Она спокойно объяснила ему, что произошло. Он слушал, рассеянно наблюдая за голубями.
– Вы заявили в полицию?
– Нет. Я не хотела, чтобы узнала Зоэ.
Он непонимающе посмотрел на нее.
– Однако, Жозефина! Если на вас напали, вам надо обратиться в полицию.
– Как это «если»? На меня напали.
– Но этот человек может напасть на кого-нибудь еще! И эта смерть будет на вашей совести.

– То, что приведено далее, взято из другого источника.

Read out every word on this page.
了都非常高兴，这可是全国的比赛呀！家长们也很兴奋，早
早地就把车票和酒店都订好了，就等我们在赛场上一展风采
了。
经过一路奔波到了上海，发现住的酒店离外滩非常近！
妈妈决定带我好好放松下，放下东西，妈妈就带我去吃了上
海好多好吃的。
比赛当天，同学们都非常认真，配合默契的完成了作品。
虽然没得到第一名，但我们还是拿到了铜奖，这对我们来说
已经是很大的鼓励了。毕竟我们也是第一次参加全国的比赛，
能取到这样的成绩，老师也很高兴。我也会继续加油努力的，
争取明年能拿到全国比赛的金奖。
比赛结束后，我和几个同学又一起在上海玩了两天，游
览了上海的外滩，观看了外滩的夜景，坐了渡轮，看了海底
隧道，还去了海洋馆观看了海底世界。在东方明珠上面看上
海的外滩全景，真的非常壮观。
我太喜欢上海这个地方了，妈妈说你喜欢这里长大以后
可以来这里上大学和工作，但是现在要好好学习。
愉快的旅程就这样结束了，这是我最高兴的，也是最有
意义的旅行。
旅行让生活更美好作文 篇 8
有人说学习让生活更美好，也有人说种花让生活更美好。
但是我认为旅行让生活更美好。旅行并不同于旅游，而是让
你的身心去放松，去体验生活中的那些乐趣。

Мало того, что он не обнял ее, не успокоил, не сказал «не бойтесь, я с вами, я вас в обиду не дам», – он еще и обвиняет ее, думает о следующей жертве. Она беспомощно хлопала глазами: что же должно с ней произойти, чтобы он заволновался?
– Вы мне не верите?
– Верю… я вам верю. Я только советую вам пойти в полицию и подать заявление.
– Вы, похоже, знаток в этих делах.
– Я привык иметь дело с полицейскими, из-за брата. Почти во всех парижских участках побывал.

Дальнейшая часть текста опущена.